Şimdilerde okunmasına devam edilen hatimlerin startı niye aralık ayında, en soğuk ve en canhıraş zamanda verilir?
İki ayaz birleşsin, gözler nemlensin, yürekler dağlansın diye mi, bilmiyorum doğrusu.
***
Sabah ezanları okunmadan yaklaşık bir saat önceden başlar akın!
Ayazpaşa Cami’nin kapısında hazırdadır ayaz.
Her kapıyı açanın peşinden hızla içeri dalar, ilk gördüğü yanağı okşar, titretir, sonra yerine geri döner.

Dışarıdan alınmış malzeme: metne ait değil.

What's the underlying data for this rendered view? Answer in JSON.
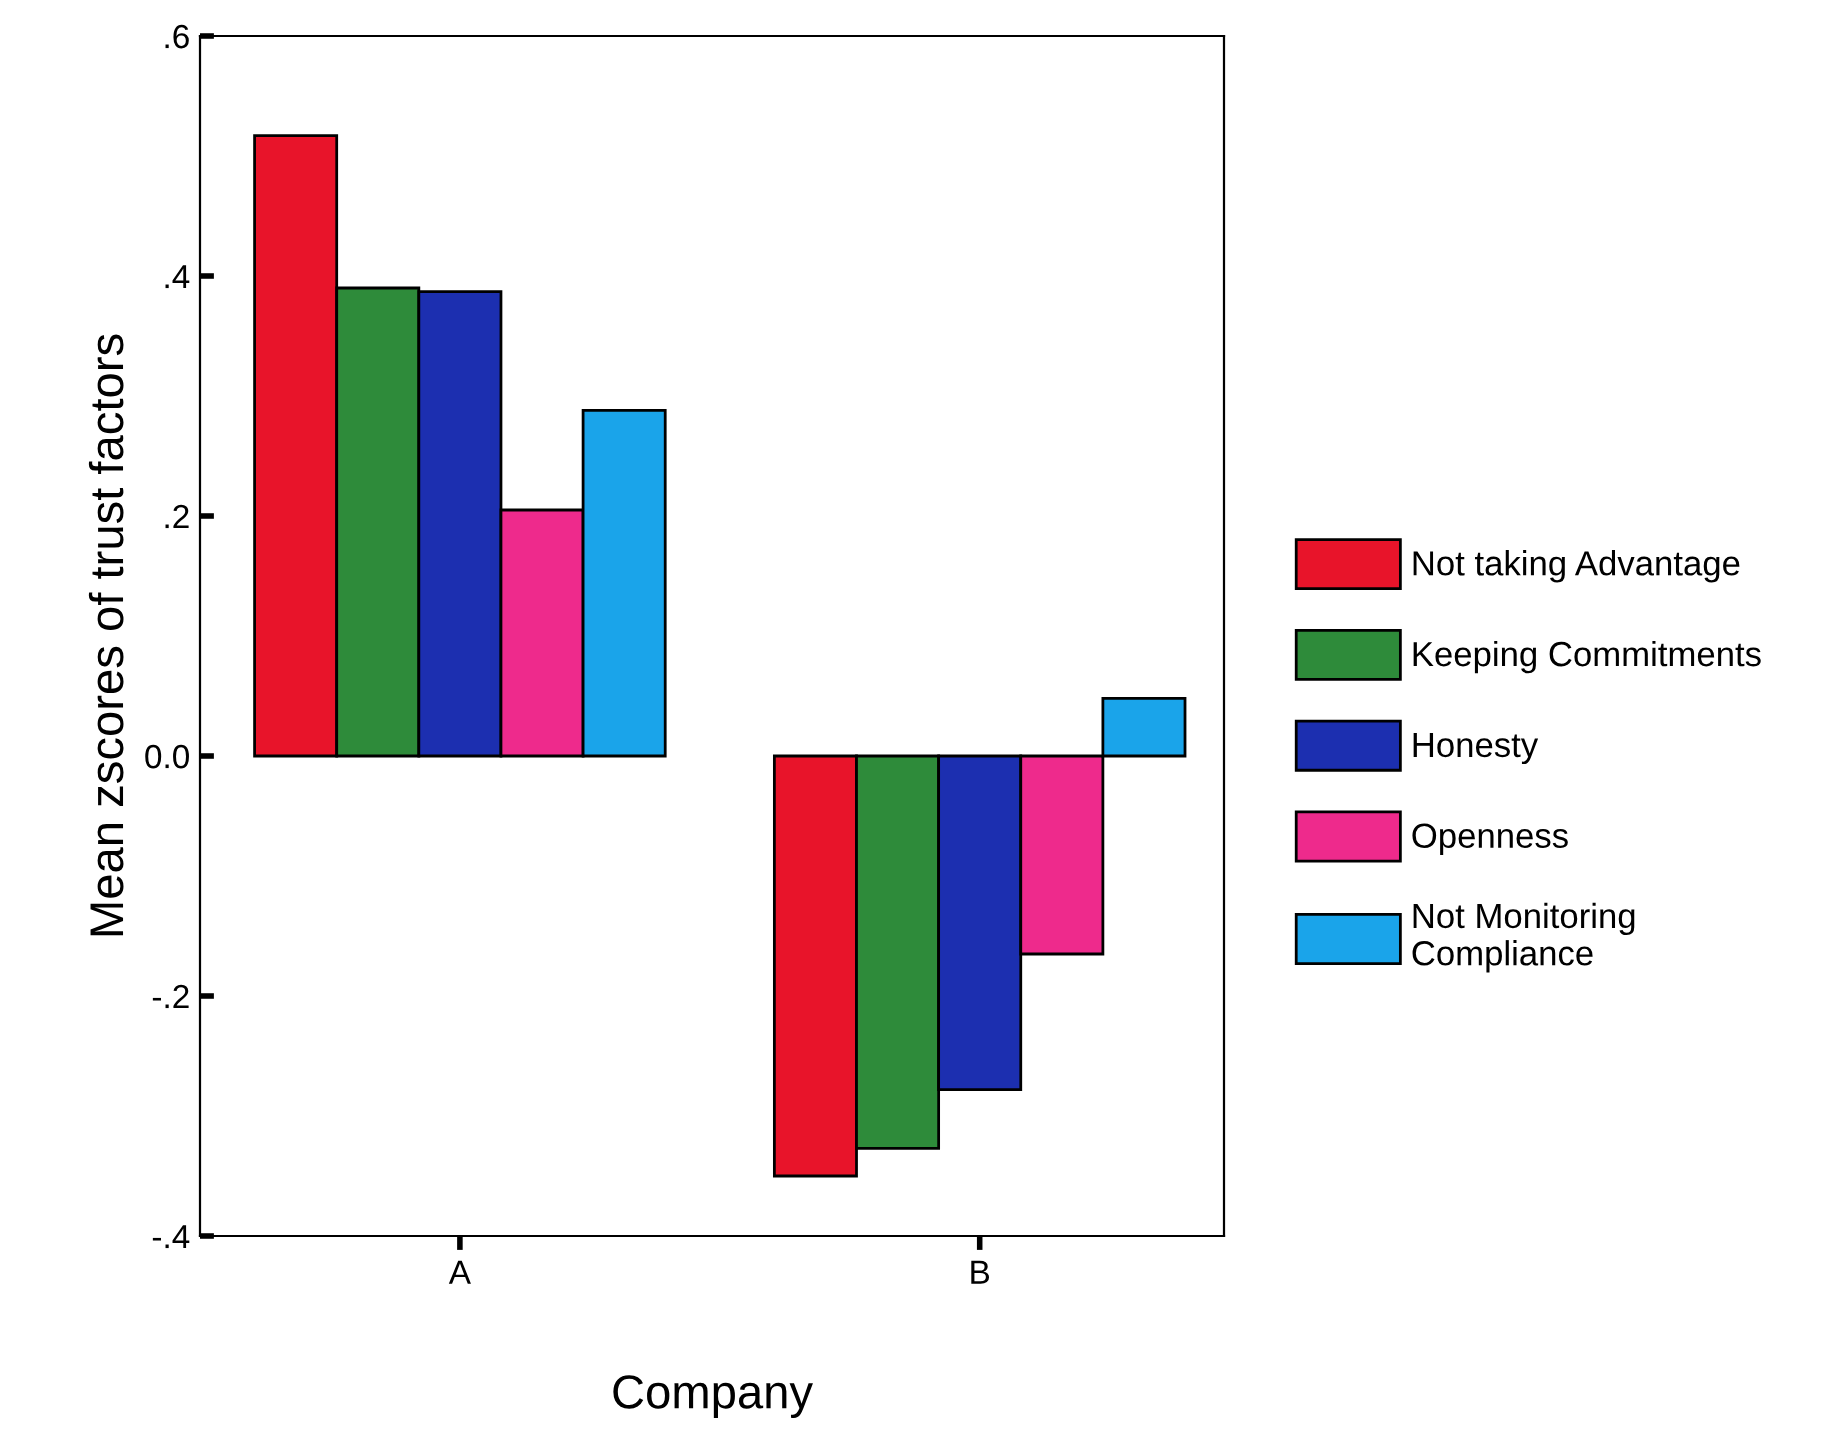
{
  "chart_data": {
    "type": "bar",
    "xlabel": "Company",
    "ylabel": "Mean zscores of trust factors",
    "categories": [
      "A",
      "B"
    ],
    "series": [
      {
        "name": "Not taking Advantage",
        "color": "#e8142a",
        "values": [
          0.517,
          -0.35
        ]
      },
      {
        "name": "Keeping Commitments",
        "color": "#2e8b3a",
        "values": [
          0.39,
          -0.327
        ]
      },
      {
        "name": "Honesty",
        "color": "#1c2fb0",
        "values": [
          0.387,
          -0.278
        ]
      },
      {
        "name": "Openness",
        "color": "#ee2a8c",
        "values": [
          0.205,
          -0.165
        ]
      },
      {
        "name": "Not Monitoring Compliance",
        "color": "#1aa4ea",
        "values": [
          0.288,
          0.048
        ]
      }
    ],
    "ylim": [
      -0.4,
      0.6
    ],
    "yticks": [
      {
        "value": -0.4,
        "label": "-.4"
      },
      {
        "value": -0.2,
        "label": "-.2"
      },
      {
        "value": 0,
        "label": "0.0"
      },
      {
        "value": 0.2,
        "label": ".2"
      },
      {
        "value": 0.4,
        "label": ".4"
      },
      {
        "value": 0.6,
        "label": ".6"
      }
    ],
    "grid": false,
    "legend": "right"
  }
}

Ta ki, yeni yanaklar okşayıncaya kadar.
***
O “acımasız ayaz” geçmişte, bundan 101 sene evvel de çok can yakmış bizim bu topraklarda.
***
Yüz bir yıl önce, Sarıkamış’a ulaşmak amacıyla yola çıkan, Urus gavuru ile cenk’e tutuşan kaç bin can, kaç bin vatan evladı Allahuekber Dağları’nda serilmiş kar’ın beyaz kefenine?
***
Sayı belli değil.
Kimileri en iyimser rakamla 60, kimileri 90 bin şehitten bahsediyor.
Çoğunu soğuğa kurban verdiğimiz 60, 90, belki 100, 110 bin şehit.
***
Sadece rakamlar ürkütücü değil, ölüm şekilleri de korkunç.

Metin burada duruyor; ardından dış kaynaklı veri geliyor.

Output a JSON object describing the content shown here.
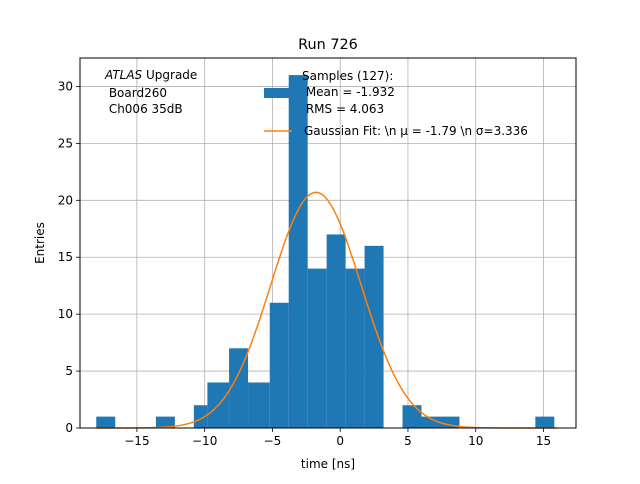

Soğuktan donan ve kopan parmaklar…
Çizme ile birlikte sıyrılan ayaklar…
Üzengi üzerinde yapışıp kalan topuklar.
Gömülmelerine fırsat bulunmayan ve kurdun, kuşun insafına terkedilen şehitlerimizin cansız bedenleri.
***
Rabbim hepsine rahmeti ile muamele etsin.
***
İşte öylesine bir dramın, işte öylesine bir trajedinin ve işte öylesine kahramanlık öykülerine konu olan yiğitlerin şehitlik mertebesine ulaştığı harekat’ın anma dönemindeyiz.
***
En az 90 yıl unuttuğumuz ve hiç aklımıza getirmediğimiz Allahuekber Şehitleri’ni şimdi her yıl farklı etkinliklerle anıyoruz.
***
Son yıllarda “devlet töreni” de düzenlediğimiz, belli çevrelerin ısrarla “Sarıkamış Harekatı” diyerek sahiplenmeye çalıştığı Allahuekber Şehitleri’ni geçtiğimiz hafta bu kez sessiz sedasız şekilde andık!

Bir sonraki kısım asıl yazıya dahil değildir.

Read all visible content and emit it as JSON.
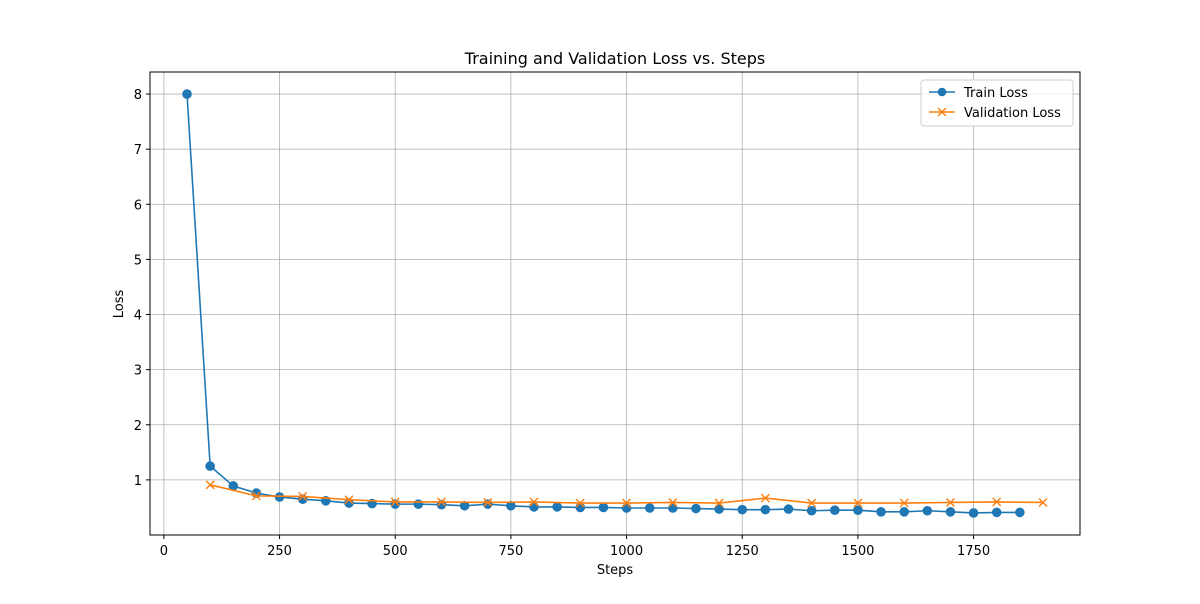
{
  "chart_data": {
    "type": "line",
    "title": "Training and Validation Loss vs. Steps",
    "xlabel": "Steps",
    "ylabel": "Loss",
    "xlim": [
      -30,
      1980
    ],
    "ylim": [
      0.0,
      8.4
    ],
    "xticks": [
      0,
      250,
      500,
      750,
      1000,
      1250,
      1500,
      1750
    ],
    "yticks": [
      1,
      2,
      3,
      4,
      5,
      6,
      7,
      8
    ],
    "grid": true,
    "legend_position": "top-right",
    "series": [
      {
        "name": "Train Loss",
        "color": "#1f77b4",
        "marker": "circle",
        "x": [
          50,
          100,
          150,
          200,
          250,
          300,
          350,
          400,
          450,
          500,
          550,
          600,
          650,
          700,
          750,
          800,
          850,
          900,
          950,
          1000,
          1050,
          1100,
          1150,
          1200,
          1250,
          1300,
          1350,
          1400,
          1450,
          1500,
          1550,
          1600,
          1650,
          1700,
          1750,
          1800,
          1850
        ],
        "y": [
          8.0,
          1.25,
          0.89,
          0.76,
          0.69,
          0.65,
          0.62,
          0.58,
          0.57,
          0.56,
          0.56,
          0.55,
          0.53,
          0.56,
          0.53,
          0.51,
          0.51,
          0.5,
          0.5,
          0.49,
          0.49,
          0.49,
          0.48,
          0.47,
          0.46,
          0.46,
          0.47,
          0.44,
          0.45,
          0.45,
          0.42,
          0.42,
          0.44,
          0.42,
          0.4,
          0.41,
          0.41
        ]
      },
      {
        "name": "Validation Loss",
        "color": "#ff7f0e",
        "marker": "x",
        "x": [
          100,
          200,
          300,
          400,
          500,
          600,
          700,
          800,
          900,
          1000,
          1100,
          1200,
          1300,
          1400,
          1500,
          1600,
          1700,
          1800,
          1900
        ],
        "y": [
          0.91,
          0.71,
          0.7,
          0.64,
          0.6,
          0.6,
          0.59,
          0.6,
          0.58,
          0.58,
          0.59,
          0.58,
          0.67,
          0.58,
          0.58,
          0.58,
          0.59,
          0.6,
          0.59
        ]
      }
    ]
  }
}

Çoğumuzun bu anma şeklinden haberi bile olmadı.
Tıpkı bin bir hatimlerin sessiz sedasız başlaması gibi.
***
Bugün başta Ayazpaşa olmak üzere Erzurum’daki hemen tüm camilerde, ev ve işyerlerinde hatimler okunuyor.
Ocak ayının ortalarına kadar hatim seferberliği sürecek.
Kaç bin hatim okunur bu yıl, bilemem.
***
Bildiğim, Konya’daki Şeb-i Arus törenidir.
Hazreti Mevlana’yı anma adına her yıl Konya’da düzenlenen, yurdun dört bir yanından insanın akın ettiği bu törenlerin benzerini acaba biz Erzurum’da, bin bir hatimlerin başladığı gün yapamaz mıydık?
Aynı güne veya bir gün sonrasına da Allahuekber Şehitleri’ni Anma Yürüyüşü’nü de tertipleyemez miydik?
***
Topdağı’ndaki Aziziye ve Mecidiye Tabyaları’na nasıl ki, Vali Ahmet Altıparmak’ın çabaları ile bir yürüyüş gerçekleştirdik ve bu yürüyüşü de “geleneksel” hale dönüştürdüysek…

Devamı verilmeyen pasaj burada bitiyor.